Im Internet kursieren mittlerweile auch Apps, die speziell dazu gedacht sind, die Daten von NFC-Kreditkarten auszuspionieren. In manchen Fällen genügt es, das Smartphone an eine fremde Handtasche zu halten,um etwa an den Namen des Kartenbesitzers, die Kreditkartennummer und den Gültigkeitszeitraum der Karte zu gelangen. Diese Informationen können theoretisch auch benutzt werden, um in Onlineshops einzukaufen. In solchen Fällen wäre daher auch ein Schaden weit jenseits der 25 Euro möglich. Sicherheitsexperten raten Konsumenten besonders bei Gedränge zu erhöhter Vorsicht.

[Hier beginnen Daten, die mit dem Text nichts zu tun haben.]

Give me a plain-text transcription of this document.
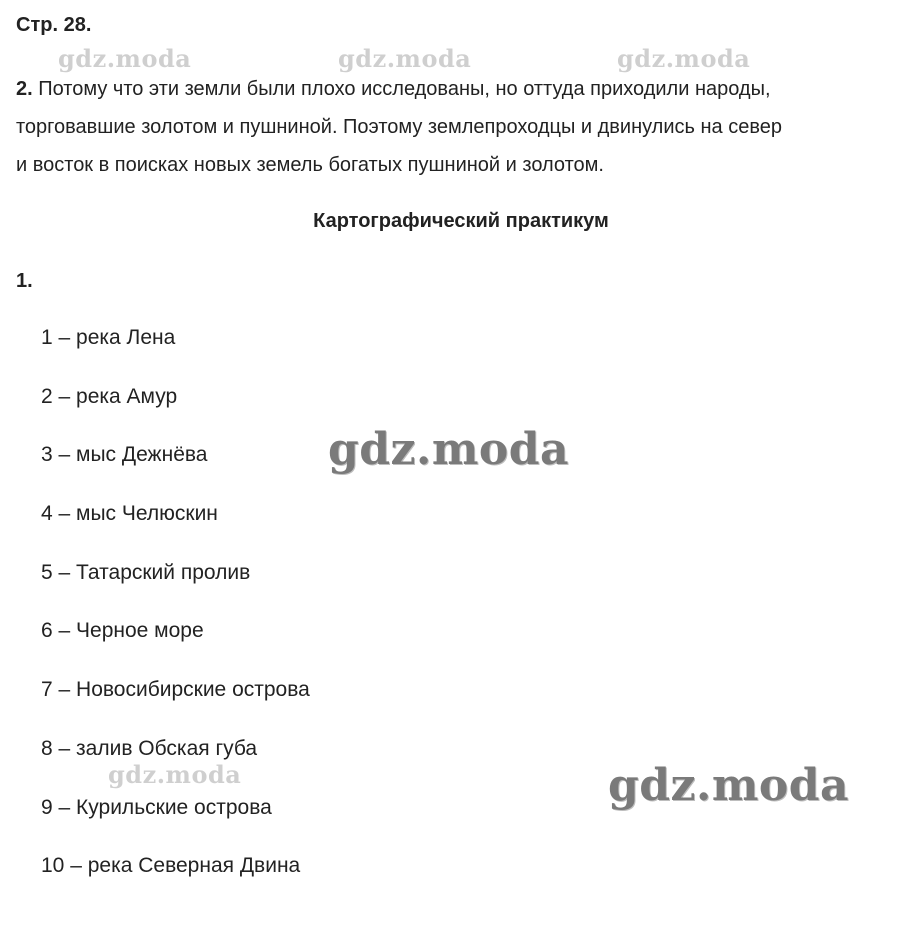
Стр. 28.
2. Потому что эти земли были плохо исследованы, но оттуда приходили народы,
торговавшие золотом и пушниной. Поэтому землепроходцы и двинулись на север
и восток в поисках новых земель богатых пушниной и золотом.
Картографический практикум
1.
1 – река Лена
2 – река Амур
3 – мыс Дежнёва
4 – мыс Челюскин
5 – Татарский пролив
6 – Черное море
7 – Новосибирские острова
8 – залив Обская губа
9 – Курильские острова
10 – река Северная Двина
gdz.moda	gdz.moda	gdz.moda
gdz.moda
gdz.moda	gdz.moda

Zahlen mit dem Smartphone sicherer als mit Kreditkarte

Neben NFC-Karten kommen mittlerweile auch elektronische Wallets, also digitale Geldbörsen, die als App auf dem Smartphone installiert sind, verstärkt in Mode. Diese Apps geben sich quasi als Kreditkarte aus, so c’t-Experte Eikenberg. Für die Bankomatkassa mache es zunächst also keinen Unterschied, ob der Kunde mit seiner physischen Kreditkarte oder der digitalen App seines Smartphones bezahlt.

Digitale Geldbörsen würden mittlerweile hohe Sicherheitsanforderungen erfüllen, so Six-Payment gegenüber help.ORF.at. Bei der mobilen Kreditkarte „PayLife nulleinhundert“ könne der Kunde in den Einstellungen zwischen verschiedenen Sicherheitsstufen wählen – von bequem bis sicher.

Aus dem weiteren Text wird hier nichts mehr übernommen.